Schritt 4: Beet mit Erde befüllen.
Schritt 5: Blumen und andere Pflanzen eingraben.
Schritt 6: Pflanzen wässern..

Mögliche Unterstützung durch die Stadt

Was kann die Stadt tun, um die Anlage von Fassadengärten zu fördern? Zum einen kann sie Menschen informieren und beraten, die gerne Geveltuinen anlegen möchten. Sie kann die Anlage mit Zuschüssen fördern. Dazu kann Sie ehrenamtliche “Geveltuinbrigaden” finanziell unterstützen, die von Stadtbewohner*innen mit der Anlage von Fassadengärten beauftragt werden können. Die Stadt, städtische Einrichtungen und Unternehmen können sich selbst verpflichten an Gebäuden, die direkt an Gehwegen liegen, Fassadengärten anzulegen. Nicht zuletzt kann die Stadt Aktionstage veranstalten, an denen in bestimmten Straßen und Vierteln Fassadengärten angelegt werden (Geveltuinendag). Für solche Tage kann die Stadt Erde, Pflanzen und Werkzeuge bereitstellen sowie eine Beratung vor Ort anbieten. In den Stadterneuerungsgebieten (ISEK) Laer, Langendreer West/ Werne, Wattenscheid, Hamme und Innenstadt könnte die Anlage von Fassadengärten eine eigene Maßnahme werden.

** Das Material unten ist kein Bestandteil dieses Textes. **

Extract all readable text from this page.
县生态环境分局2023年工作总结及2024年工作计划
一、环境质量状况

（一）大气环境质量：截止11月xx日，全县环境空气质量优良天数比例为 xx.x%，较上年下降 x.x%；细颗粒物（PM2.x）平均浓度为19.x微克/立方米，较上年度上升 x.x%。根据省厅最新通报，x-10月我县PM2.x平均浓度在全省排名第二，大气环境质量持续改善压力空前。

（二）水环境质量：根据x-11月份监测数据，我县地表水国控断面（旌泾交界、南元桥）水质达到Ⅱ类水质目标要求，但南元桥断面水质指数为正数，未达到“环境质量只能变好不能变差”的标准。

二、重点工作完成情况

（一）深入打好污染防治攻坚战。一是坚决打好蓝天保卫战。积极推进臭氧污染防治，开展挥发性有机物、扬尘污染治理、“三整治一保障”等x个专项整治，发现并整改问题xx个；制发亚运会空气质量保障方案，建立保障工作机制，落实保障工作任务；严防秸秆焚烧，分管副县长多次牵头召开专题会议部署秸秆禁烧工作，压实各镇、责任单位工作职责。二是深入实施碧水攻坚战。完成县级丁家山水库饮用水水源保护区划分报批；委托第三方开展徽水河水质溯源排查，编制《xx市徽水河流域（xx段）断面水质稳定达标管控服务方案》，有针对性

Kaum Kosten – viele Vorteile

Idealer Weise könnte die Stadt Bochum zudem Aktionen zum Bau von Geveltuinen in die bereits bestehende Kampagne “Bochum blüht und summt” aufnehmen, denn mit Fassadengärten werden auch neue Lebensräume für Insekten geschaffen.

Fassadengärten haben darüber hinaus noch weitere Vorteile, sie leisten einen kleinen Beitrag für ein besseres Mikroklima und dienen dem Starkregenschutz. Über sie kann ein Teil des Regenwassers versickert werden und muss so nicht mehr über die Abwasserkanäle abgeleitet werden.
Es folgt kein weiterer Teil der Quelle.